Customer calculator debacle appears intended to confound and stifle solar companies, which leaves the monopoly raising rates and destroying the climate
It now seems clear that Duke Energy leaders are deliberately trying to further complicate rooftop solar marketing even before new, onerous rules go into effect as early as October 1 if pending court actions fail. They’re doing so by leaving grossly incomplete a crucial payback calculator needed by solar companies, while pledging to resolve numerous problems at some later date based on customer complaints.
This looks like a cynical corporate strategy to maximize complexity in order to minimize new solar. Our criticism stems from what NC WARN directly learned at a May 15 “stakeholder” meeting Duke held and by conferring with numerous solar industry professionals.
At the stakeholder meeting, Duke officials were vague about what functions the calculator will actually perform, and they indicated plans to correct problems based on (potential?) solar customer feedback in the future. They even called the initial calculator a “minimum viable product.” This obviously leaves installers in a terrible bind; will customers buy solar without credible payback information?
Today we’re redoubling our May 11 call – signed by scores of solar companies, faith groups and others – for Governor Roy Cooper and Attorney General Josh Stein to take action. They urgently need to help protect both residential and business/nonprofit solar.
When approving Duke Energy’s net metering rule changes for residential solar customers in March – despite stiff opposition by solar companies, advocacy groups and thousands of North Carolinians – the NC Utilities Commission (NCUC) required Duke to produce the online calculator. It’s supposed to allow solar installers to estimate prospective customers’ benefits under the upcoming new rules.
The South Carolina version of Duke’s calculator reportedly is still problematic although very similar net metering changes were implemented there in January 2022. That’s consistent with Duke’ inability to even promise a functional calculator in North Carolina.
“If Duke Energy can’t figure out its own calculator after all this time, how can solar companies and customers be expected to?” an official with a national solar power supply company told NC WARN. “If a calculator is released for use that doesn’t work properly, it directly and negatively impacts the ability for solar companies to represent the true value of solar to the end user”.

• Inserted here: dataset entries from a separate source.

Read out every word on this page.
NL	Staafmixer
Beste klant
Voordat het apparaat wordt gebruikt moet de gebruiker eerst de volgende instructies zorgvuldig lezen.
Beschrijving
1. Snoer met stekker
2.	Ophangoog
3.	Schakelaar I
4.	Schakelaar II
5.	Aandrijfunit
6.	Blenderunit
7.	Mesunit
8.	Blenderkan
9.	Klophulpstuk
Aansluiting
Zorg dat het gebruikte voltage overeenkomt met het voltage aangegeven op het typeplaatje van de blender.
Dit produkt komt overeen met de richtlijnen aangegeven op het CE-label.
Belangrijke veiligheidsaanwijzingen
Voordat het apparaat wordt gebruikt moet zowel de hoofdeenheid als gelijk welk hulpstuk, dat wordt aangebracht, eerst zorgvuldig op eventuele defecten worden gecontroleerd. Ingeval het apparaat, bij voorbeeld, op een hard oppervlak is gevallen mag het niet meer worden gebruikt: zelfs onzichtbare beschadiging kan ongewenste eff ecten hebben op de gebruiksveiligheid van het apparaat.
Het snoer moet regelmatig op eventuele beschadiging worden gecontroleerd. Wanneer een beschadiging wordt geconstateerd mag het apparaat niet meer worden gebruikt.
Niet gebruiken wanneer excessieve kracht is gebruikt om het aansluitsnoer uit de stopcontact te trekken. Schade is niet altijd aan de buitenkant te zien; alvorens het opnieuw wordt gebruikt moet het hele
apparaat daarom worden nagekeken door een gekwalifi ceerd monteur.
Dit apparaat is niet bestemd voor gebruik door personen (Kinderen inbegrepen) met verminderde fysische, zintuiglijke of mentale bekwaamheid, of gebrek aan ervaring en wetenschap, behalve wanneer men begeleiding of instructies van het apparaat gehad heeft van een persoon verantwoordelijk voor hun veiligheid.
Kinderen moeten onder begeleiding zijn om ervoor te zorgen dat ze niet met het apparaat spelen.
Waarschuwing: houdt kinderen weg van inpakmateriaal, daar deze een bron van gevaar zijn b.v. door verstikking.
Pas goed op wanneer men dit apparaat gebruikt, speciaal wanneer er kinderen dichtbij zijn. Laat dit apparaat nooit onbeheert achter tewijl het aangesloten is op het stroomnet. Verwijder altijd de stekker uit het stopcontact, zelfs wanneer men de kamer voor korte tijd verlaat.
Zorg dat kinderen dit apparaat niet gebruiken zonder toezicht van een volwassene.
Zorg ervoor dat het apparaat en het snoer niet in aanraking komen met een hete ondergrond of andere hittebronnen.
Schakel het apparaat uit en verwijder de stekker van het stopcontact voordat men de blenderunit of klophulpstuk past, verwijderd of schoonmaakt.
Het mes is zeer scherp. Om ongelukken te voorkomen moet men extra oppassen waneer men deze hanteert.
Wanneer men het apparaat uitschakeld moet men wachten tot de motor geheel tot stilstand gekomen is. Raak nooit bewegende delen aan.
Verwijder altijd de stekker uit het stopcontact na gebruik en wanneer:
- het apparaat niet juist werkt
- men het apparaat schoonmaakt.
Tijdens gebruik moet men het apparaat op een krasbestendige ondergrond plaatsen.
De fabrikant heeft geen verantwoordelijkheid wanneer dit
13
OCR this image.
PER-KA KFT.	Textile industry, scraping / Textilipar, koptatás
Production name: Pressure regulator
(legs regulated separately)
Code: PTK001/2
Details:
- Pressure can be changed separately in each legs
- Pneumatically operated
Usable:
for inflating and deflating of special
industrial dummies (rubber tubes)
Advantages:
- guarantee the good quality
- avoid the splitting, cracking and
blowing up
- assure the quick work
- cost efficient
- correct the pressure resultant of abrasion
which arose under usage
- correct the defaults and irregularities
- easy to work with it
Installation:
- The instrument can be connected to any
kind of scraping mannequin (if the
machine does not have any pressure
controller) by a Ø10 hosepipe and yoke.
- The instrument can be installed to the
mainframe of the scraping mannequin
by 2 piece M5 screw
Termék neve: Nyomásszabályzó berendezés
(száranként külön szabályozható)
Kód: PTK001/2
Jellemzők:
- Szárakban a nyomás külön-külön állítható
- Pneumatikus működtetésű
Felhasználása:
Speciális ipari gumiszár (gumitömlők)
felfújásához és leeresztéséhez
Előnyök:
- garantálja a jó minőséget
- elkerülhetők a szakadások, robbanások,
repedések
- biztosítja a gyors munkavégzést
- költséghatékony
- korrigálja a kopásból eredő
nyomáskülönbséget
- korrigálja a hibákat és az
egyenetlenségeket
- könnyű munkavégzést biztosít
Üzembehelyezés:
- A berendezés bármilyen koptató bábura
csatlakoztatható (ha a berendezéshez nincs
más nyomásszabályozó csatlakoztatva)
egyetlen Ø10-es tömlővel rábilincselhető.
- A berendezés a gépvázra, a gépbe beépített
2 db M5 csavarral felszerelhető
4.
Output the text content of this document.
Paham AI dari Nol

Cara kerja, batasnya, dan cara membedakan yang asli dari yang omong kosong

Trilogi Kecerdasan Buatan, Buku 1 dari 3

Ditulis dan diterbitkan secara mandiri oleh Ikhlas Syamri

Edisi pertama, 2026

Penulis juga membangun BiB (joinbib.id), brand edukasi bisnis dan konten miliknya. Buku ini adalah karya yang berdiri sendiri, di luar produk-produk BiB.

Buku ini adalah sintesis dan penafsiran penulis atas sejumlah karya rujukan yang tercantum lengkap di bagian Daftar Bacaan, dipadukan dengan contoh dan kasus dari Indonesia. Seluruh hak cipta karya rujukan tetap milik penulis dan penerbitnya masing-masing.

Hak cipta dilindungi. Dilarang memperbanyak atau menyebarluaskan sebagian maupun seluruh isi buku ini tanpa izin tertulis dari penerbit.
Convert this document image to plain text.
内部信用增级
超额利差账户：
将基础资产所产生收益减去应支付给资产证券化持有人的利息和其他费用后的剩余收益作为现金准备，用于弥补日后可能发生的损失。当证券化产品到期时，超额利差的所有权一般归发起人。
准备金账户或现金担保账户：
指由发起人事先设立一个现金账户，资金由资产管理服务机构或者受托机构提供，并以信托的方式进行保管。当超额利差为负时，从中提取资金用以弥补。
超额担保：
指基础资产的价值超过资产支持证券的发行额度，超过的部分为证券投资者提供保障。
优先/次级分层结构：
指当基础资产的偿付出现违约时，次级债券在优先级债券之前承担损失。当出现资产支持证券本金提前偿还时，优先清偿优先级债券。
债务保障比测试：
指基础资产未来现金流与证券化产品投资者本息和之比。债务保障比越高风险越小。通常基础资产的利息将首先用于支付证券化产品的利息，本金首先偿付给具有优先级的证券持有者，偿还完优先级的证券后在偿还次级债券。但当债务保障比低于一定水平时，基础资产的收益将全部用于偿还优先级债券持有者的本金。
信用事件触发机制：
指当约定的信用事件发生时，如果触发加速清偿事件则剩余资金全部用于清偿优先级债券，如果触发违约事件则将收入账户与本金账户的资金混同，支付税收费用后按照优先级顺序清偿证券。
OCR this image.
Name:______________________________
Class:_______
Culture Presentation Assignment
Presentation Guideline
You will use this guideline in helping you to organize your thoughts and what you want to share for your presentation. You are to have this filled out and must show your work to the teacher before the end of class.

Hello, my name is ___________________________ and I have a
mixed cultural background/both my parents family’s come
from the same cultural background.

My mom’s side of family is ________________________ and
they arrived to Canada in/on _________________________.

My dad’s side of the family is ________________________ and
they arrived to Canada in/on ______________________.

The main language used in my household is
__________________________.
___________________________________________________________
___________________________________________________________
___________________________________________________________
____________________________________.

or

Duke’s inability to produce a viable calculator is the main reason solar installers urged the NCUC to delay implementation of the new rules, leading to a three-month extension to October 1. Layers of complexity have troubled solar companies since Duke applied for the changes in 2021, and 15 of the companies urged Cooper to help. Those complexities involve myriad factors including battery storage, the times solar power is generated and when a customer uses grid power. And now, the calculator.
“People won’t buy solar if they can’t understand the economics,” another solar company official told NC WARN, referring both to the new rules and the online calculator.
Apparently, the calculator would also be required for a rule change for businesses, faith groups and others, which Duke Energy hid within a voluminous rate hike request. NC WARN found it anyway, leading to the letter to Cooper and Stein cited above and signed by 68 solar companies and advocates.
Deliberate Rigging or Incompetence?
NC WARN and at least some solar officials believe Duke Energy has too many smart people to have made net metering and the calculator so incomprehensible by mistake. Duke and other US utilities have been aggressively trying to suppress competition from rooftop solar for a decade.
“This cannot have been a mistake by Duke Energy,” another solar industry official told NC WARN. But even if Duke Energy were honestly outmatched by complexities of its own making, its actions create huge risks for our solar market and climate protection.
Duke’s original proposal would cut customers’ value by 25 to 50 percent according to calculations by solar companies and even Duke Energy. Some say a “bridge rate” that was reached in a later compromise could soften the blow of the rules change for a few years. Other industry officials say the NCUC-ordered annual cap on participation in the bridge rate could be reached months prior to any year’s end, forcing later customers to use the complicated new “time of use” rules.
NC WARN and allies are in the process of appealing the NCUC’s residential order in the courts. Duke responded to our filing by promising the NCUC again that Duke’s own, internal calculations of the rules change are adequate, although an independent cost-benefit analysis is directly required under a 2017 state law. Strong evidence shows net metering benefits even non-solar customers in many ways that Duke’s calculations ignore, as Attorney General Stein’s office has emphasized.
Some 45 scientists have pressed Gov. Cooper to stanch Duke Energy’s huge expansion of natural gas-fired power generation and move North Carolina to true climate protection through energy saving and less costly, renewable generation. But Duke’s regulator-approved carbon plan also would reduce and limit large-scale solar generation for many years – despite the monopoly’s prodigious greenwashing.
Gov. Cooper and AG Stein must prevent Duke’s solar attack from spinning into a major setback for North Carolina. We simply cannot allow Duke Energy to further harm the local solar that’s the fastest, cheapest and most equitable way this state can do its part to help stem the accelerating climate crisis.